Embracing uncertainty

Sarah Mittleman, Opinion Editor

When students departed for what we expected to be a two-week quarantine, I was a sophomore who had yet to experience a full year at the Upper School. I hadn’t started behind-the-wheel driving lessons, I still struggled to analyze text in English and Seaver Academic Center and Munger Science Center were indistinguishable to me. 

Now, in 2021, I return as a senior. Over a year has passed since COVID-19 was declared a pandemic, and during those months my junior year came and went. Each year of my high school experience has felt more bizarre than the last, and this one takes the cake—even as school starts up again, I just don’t feel like a 12th grader. 

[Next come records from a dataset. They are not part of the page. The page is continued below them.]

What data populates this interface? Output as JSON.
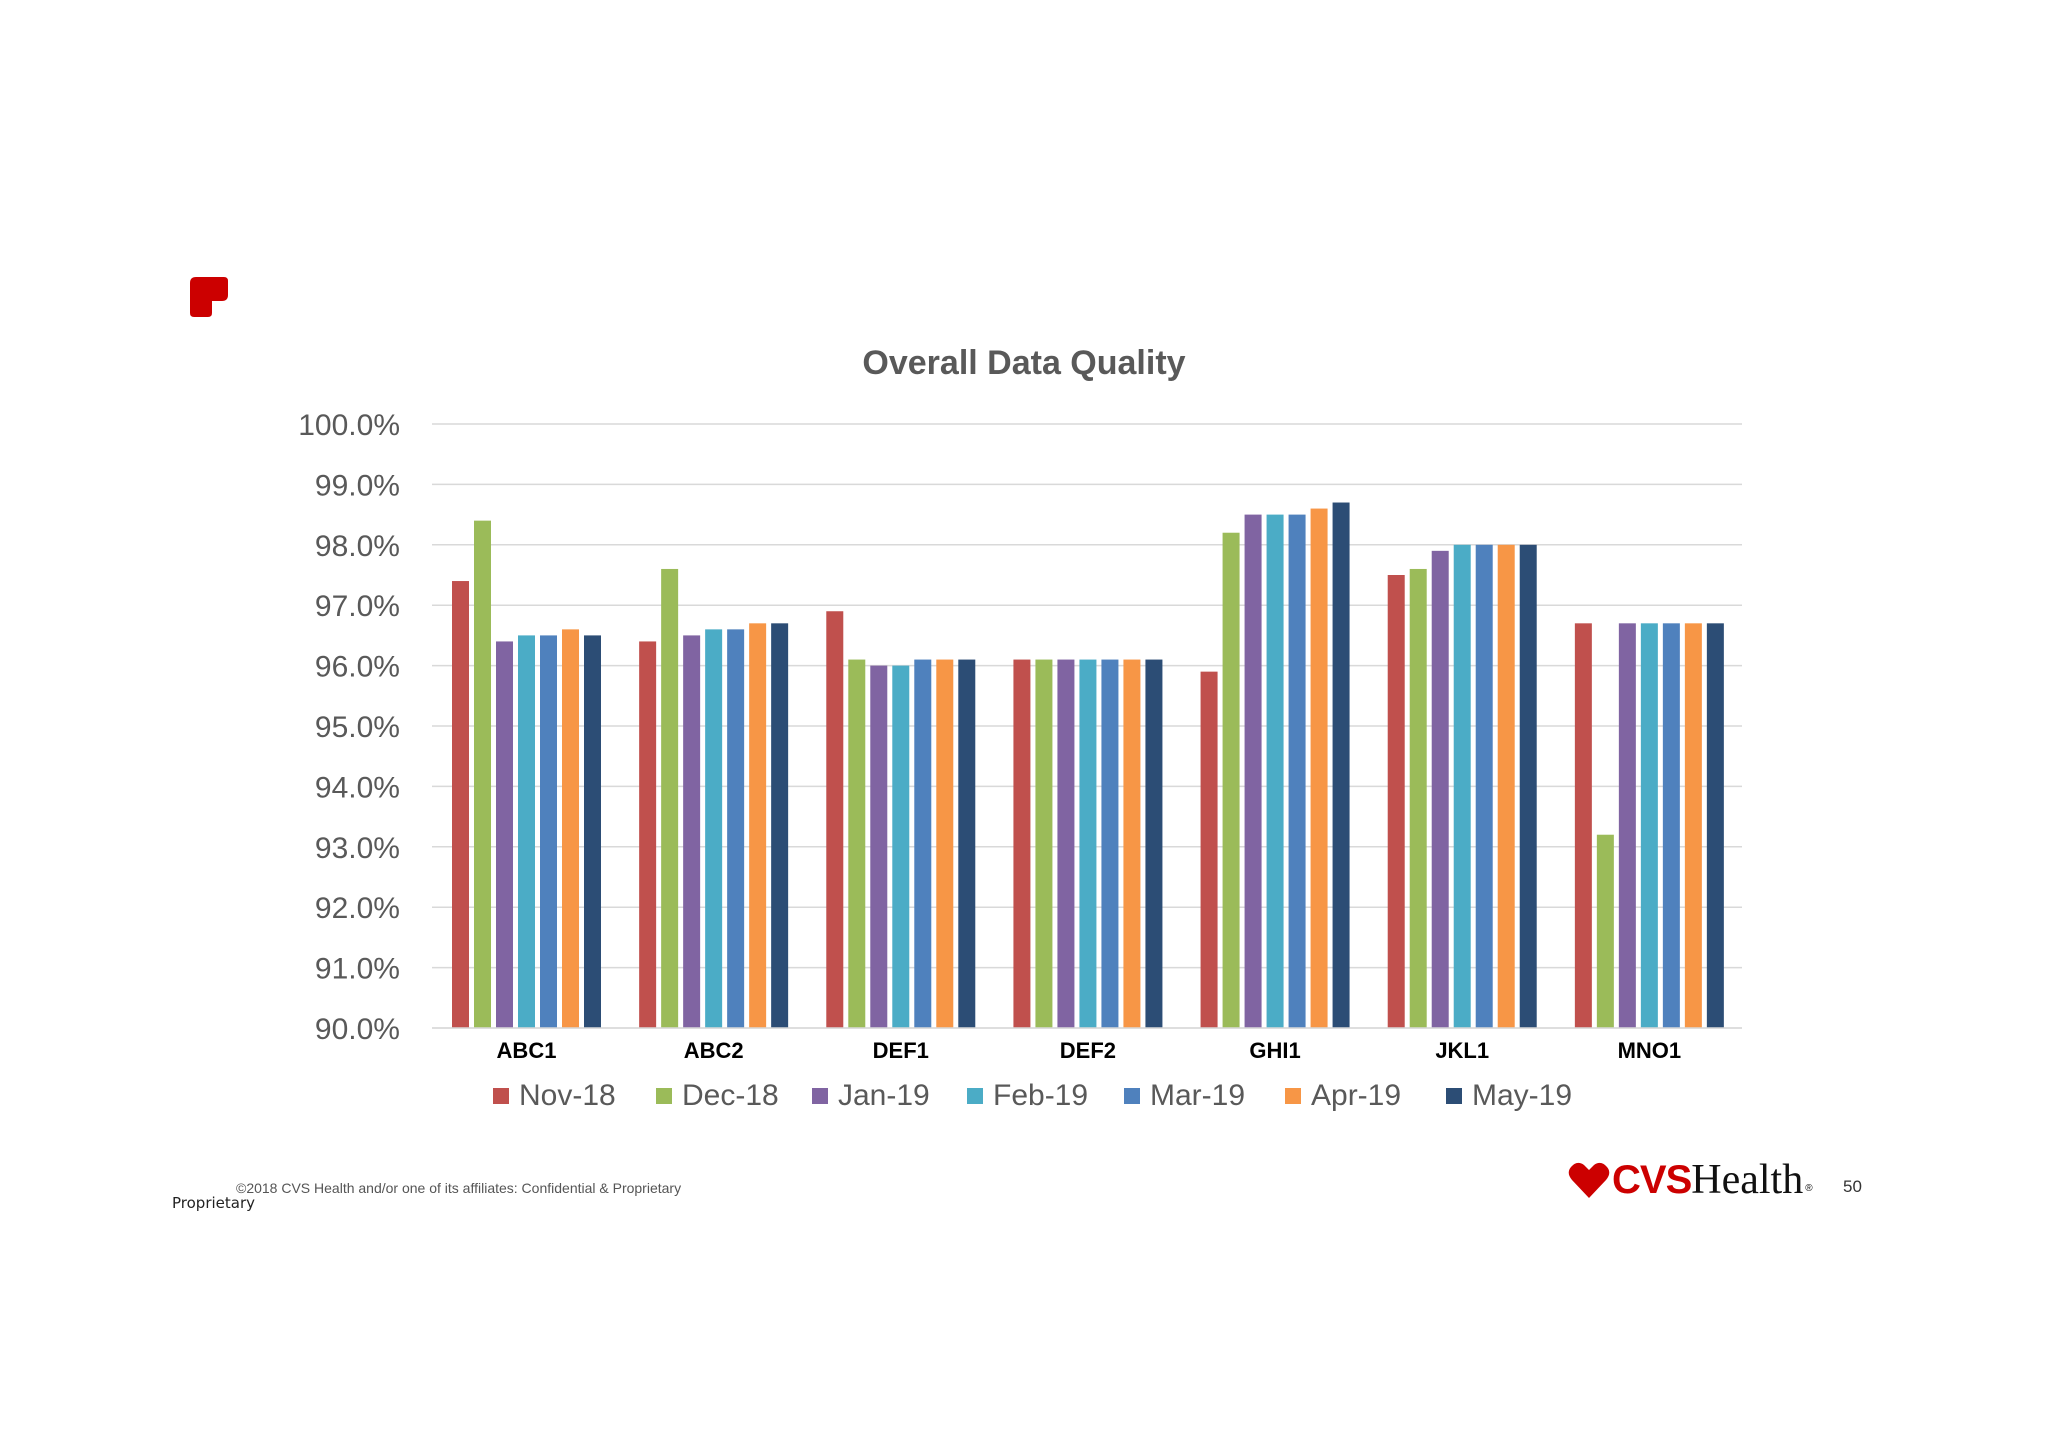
{
  "chart_data": {
    "type": "bar",
    "title": "Overall Data Quality",
    "xlabel": "",
    "ylabel": "",
    "ylim": [
      90,
      100
    ],
    "y_tick_step": 1,
    "y_tick_format": "percent_1dp",
    "grid": true,
    "legend_position": "bottom",
    "categories": [
      "ABC1",
      "ABC2",
      "DEF1",
      "DEF2",
      "GHI1",
      "JKL1",
      "MNO1"
    ],
    "series": [
      {
        "name": "Nov-18",
        "color": "#c0504d",
        "values": [
          97.4,
          96.4,
          96.9,
          96.1,
          95.9,
          97.5,
          96.7
        ]
      },
      {
        "name": "Dec-18",
        "color": "#9bbb59",
        "values": [
          98.4,
          97.6,
          96.1,
          96.1,
          98.2,
          97.6,
          93.2
        ]
      },
      {
        "name": "Jan-19",
        "color": "#8064a2",
        "values": [
          96.4,
          96.5,
          96.0,
          96.1,
          98.5,
          97.9,
          96.7
        ]
      },
      {
        "name": "Feb-19",
        "color": "#4bacc6",
        "values": [
          96.5,
          96.6,
          96.0,
          96.1,
          98.5,
          98.0,
          96.7
        ]
      },
      {
        "name": "Mar-19",
        "color": "#4f81bd",
        "values": [
          96.5,
          96.6,
          96.1,
          96.1,
          98.5,
          98.0,
          96.7
        ]
      },
      {
        "name": "Apr-19",
        "color": "#f79646",
        "values": [
          96.6,
          96.7,
          96.1,
          96.1,
          98.6,
          98.0,
          96.7
        ]
      },
      {
        "name": "May-19",
        "color": "#2c4d75",
        "values": [
          96.5,
          96.7,
          96.1,
          96.1,
          98.7,
          98.0,
          96.7
        ]
      }
    ]
  },
  "footer": {
    "copyright": "©2018 CVS Health and/or one of its affiliates: Confidential & Proprietary",
    "classification": "Proprietary",
    "brand_cvs": "CVS",
    "brand_health": "Health",
    "brand_registered": "®",
    "page_number": "50"
  },
  "icons": {
    "corner_logo": "red-bookmark-shape-icon",
    "brand_heart": "heart-icon"
  },
  "colors": {
    "brand_red": "#cc0000",
    "title_gray": "#595959",
    "gridline": "#d9d9d9"
  }
}
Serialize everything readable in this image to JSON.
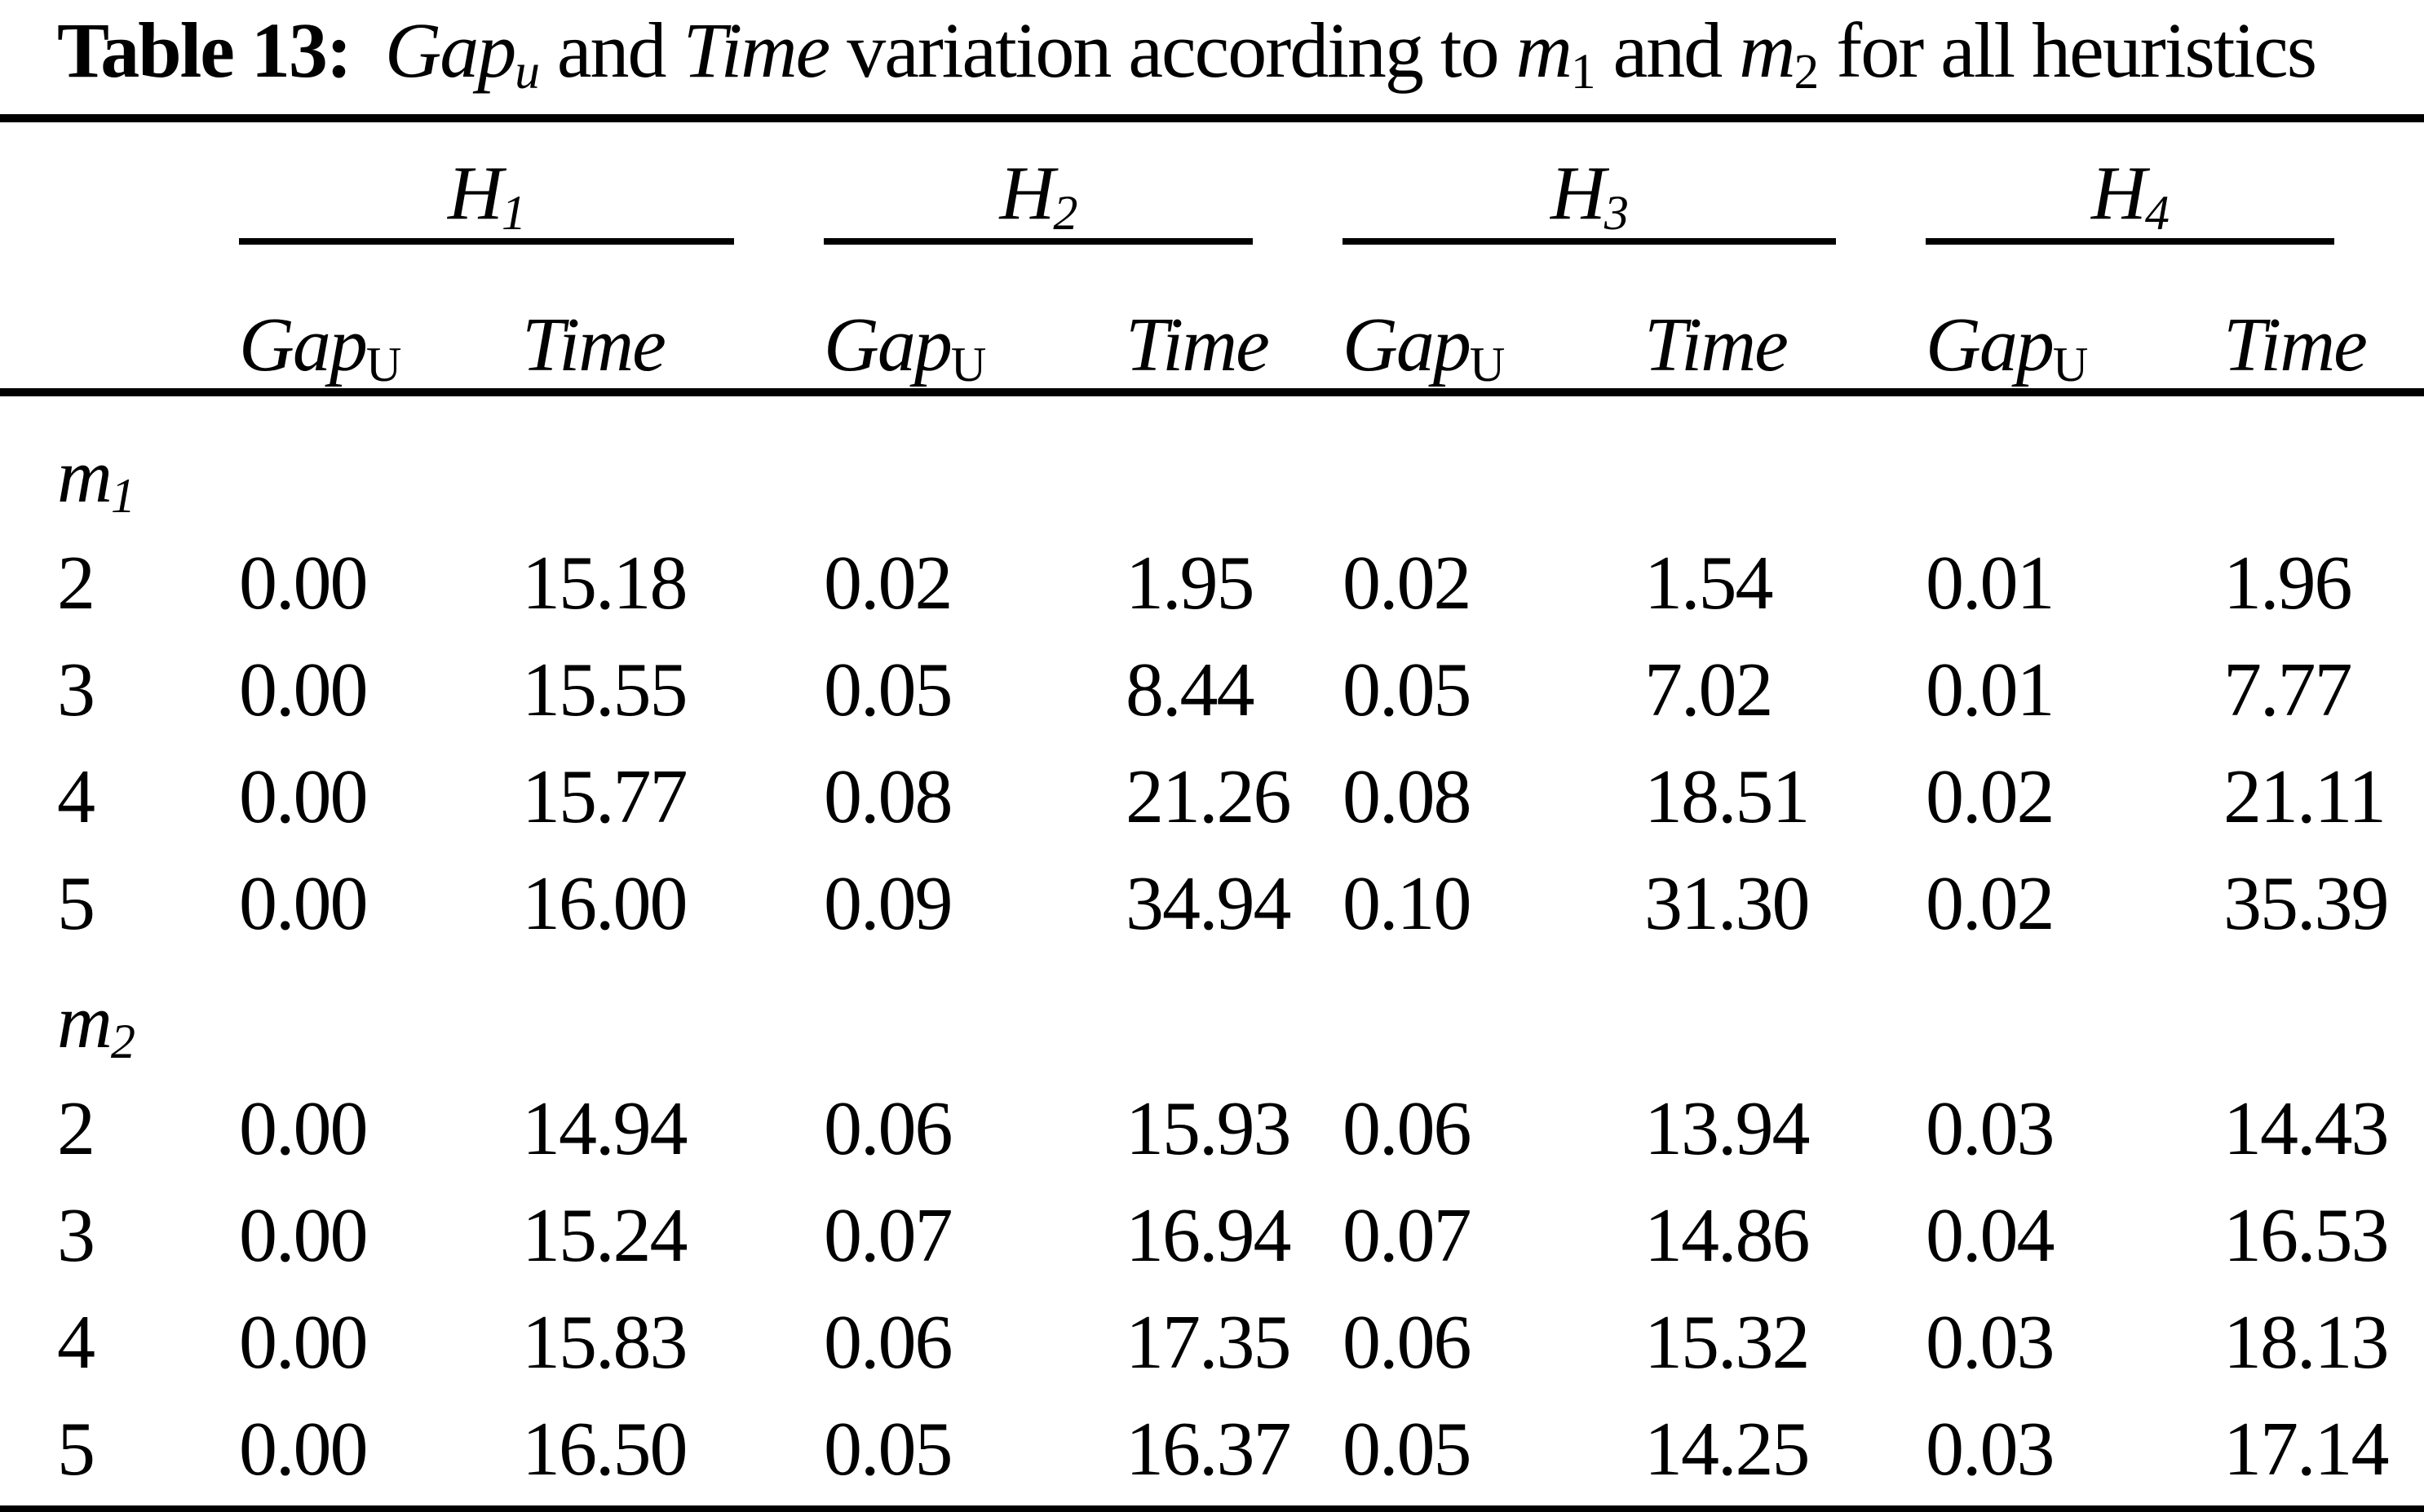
{
  "page": {
    "background": "#ffffff",
    "text_color": "#000000"
  },
  "title": {
    "prefix": "Table 13:",
    "gap_word": "Gap",
    "gap_sub": "u",
    "and_1": " and ",
    "time_word": "Time",
    "middle": " variation according to ",
    "m_word_1": "m",
    "m_sub_1": "1",
    "and_2": " and ",
    "m_word_2": "m",
    "m_sub_2": "2",
    "suffix": " for all heuristics"
  },
  "header": {
    "groups": [
      {
        "name": "H",
        "sub": "1"
      },
      {
        "name": "H",
        "sub": "2"
      },
      {
        "name": "H",
        "sub": "3"
      },
      {
        "name": "H",
        "sub": "4"
      }
    ],
    "sub_gap": "Gap",
    "sub_gap_sub": "U",
    "sub_time": "Time"
  },
  "sections": [
    {
      "label": "m",
      "label_sub": "1",
      "rows": [
        {
          "key": "2",
          "values": [
            "0.00",
            "15.18",
            "0.02",
            "1.95",
            "0.02",
            "1.54",
            "0.01",
            "1.96"
          ]
        },
        {
          "key": "3",
          "values": [
            "0.00",
            "15.55",
            "0.05",
            "8.44",
            "0.05",
            "7.02",
            "0.01",
            "7.77"
          ]
        },
        {
          "key": "4",
          "values": [
            "0.00",
            "15.77",
            "0.08",
            "21.26",
            "0.08",
            "18.51",
            "0.02",
            "21.11"
          ]
        },
        {
          "key": "5",
          "values": [
            "0.00",
            "16.00",
            "0.09",
            "34.94",
            "0.10",
            "31.30",
            "0.02",
            "35.39"
          ]
        }
      ]
    },
    {
      "label": "m",
      "label_sub": "2",
      "rows": [
        {
          "key": "2",
          "values": [
            "0.00",
            "14.94",
            "0.06",
            "15.93",
            "0.06",
            "13.94",
            "0.03",
            "14.43"
          ]
        },
        {
          "key": "3",
          "values": [
            "0.00",
            "15.24",
            "0.07",
            "16.94",
            "0.07",
            "14.86",
            "0.04",
            "16.53"
          ]
        },
        {
          "key": "4",
          "values": [
            "0.00",
            "15.83",
            "0.06",
            "17.35",
            "0.06",
            "15.32",
            "0.03",
            "18.13"
          ]
        },
        {
          "key": "5",
          "values": [
            "0.00",
            "16.50",
            "0.05",
            "16.37",
            "0.05",
            "14.25",
            "0.03",
            "17.14"
          ]
        }
      ]
    }
  ],
  "chart_data": {
    "type": "table",
    "title": "Table 13: Gap_u and Time variation according to m_1 and m_2 for all heuristics",
    "column_groups": [
      "H1",
      "H2",
      "H3",
      "H4"
    ],
    "columns": [
      "",
      "H1 Gap_U",
      "H1 Time",
      "H2 Gap_U",
      "H2 Time",
      "H3 Gap_U",
      "H3 Time",
      "H4 Gap_U",
      "H4 Time"
    ],
    "rows": [
      {
        "section": "m1",
        "key": 2,
        "values": [
          0.0,
          15.18,
          0.02,
          1.95,
          0.02,
          1.54,
          0.01,
          1.96
        ]
      },
      {
        "section": "m1",
        "key": 3,
        "values": [
          0.0,
          15.55,
          0.05,
          8.44,
          0.05,
          7.02,
          0.01,
          7.77
        ]
      },
      {
        "section": "m1",
        "key": 4,
        "values": [
          0.0,
          15.77,
          0.08,
          21.26,
          0.08,
          18.51,
          0.02,
          21.11
        ]
      },
      {
        "section": "m1",
        "key": 5,
        "values": [
          0.0,
          16.0,
          0.09,
          34.94,
          0.1,
          31.3,
          0.02,
          35.39
        ]
      },
      {
        "section": "m2",
        "key": 2,
        "values": [
          0.0,
          14.94,
          0.06,
          15.93,
          0.06,
          13.94,
          0.03,
          14.43
        ]
      },
      {
        "section": "m2",
        "key": 3,
        "values": [
          0.0,
          15.24,
          0.07,
          16.94,
          0.07,
          14.86,
          0.04,
          16.53
        ]
      },
      {
        "section": "m2",
        "key": 4,
        "values": [
          0.0,
          15.83,
          0.06,
          17.35,
          0.06,
          15.32,
          0.03,
          18.13
        ]
      },
      {
        "section": "m2",
        "key": 5,
        "values": [
          0.0,
          16.5,
          0.05,
          16.37,
          0.05,
          14.25,
          0.03,
          17.14
        ]
      }
    ]
  }
}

I used to imagine senior year as the spectacular culmination of my high school career, one final hurrah. I should be entering this year confident that I know how to end off my high school experience on a strong note; instead, I’m still trying to learn things I should have discovered in 2020.

I would love to say that I have emerged from quarantine ready to lead the unprepared sophomores and juniors through this challenging adjustment, but honestly, I’m just as baffled as the rest of the student body. 

I didn’t have the junior year of my dreams, but it was not all bad: I had the benefit of studying from the comfort of my own bedroom, rather than finding myself stuck in daily 5 p.m. traffic on Coldwater Canyon Avenue. Many of my teachers were incredibly understanding throughout the year, treating students with compassion. I still managed to make friends and discover myself. There were aspects of online school that I believe we should not discard, like saving paper and remaining empathetic to each other.

Nevertheless, we learned last year that online school is deeply unsatisfying and unbelievably frustrating. Trying to comprehend math when my internet moved at a snail’s pace and my microphone glitched every few seconds was practically impossible. Focusing on U.S. history while my dogs yapped in the background and my parents mowed the lawn directly outside…You get the point. Most importantly, I missed the camaraderie that comes from struggling through anxiety and stress together, the new friends I would greet in the halls and the thrill of watching my classmates’ football game.

That’s what I’m hoping for this time around. I cannot wait to come back and enjoy what I missed out on. Even if I struggle to motivate myself to wake up at 6 a.m. to drive to school, I can spur myself on with the knowledge that this will be my first and last full year on campus, and I need to make the most of it. 

I may not feel like a senior just yet, but I’m making it my mission to, at least, feel like a student. I skipped over a large portion of high school, so I have decided to appreciate every single moment of the year I have left. No, I don’t exactly know what I’m doing, but neither do any of my peers. 

To quote “High School Musical,” “We’re all in this together.”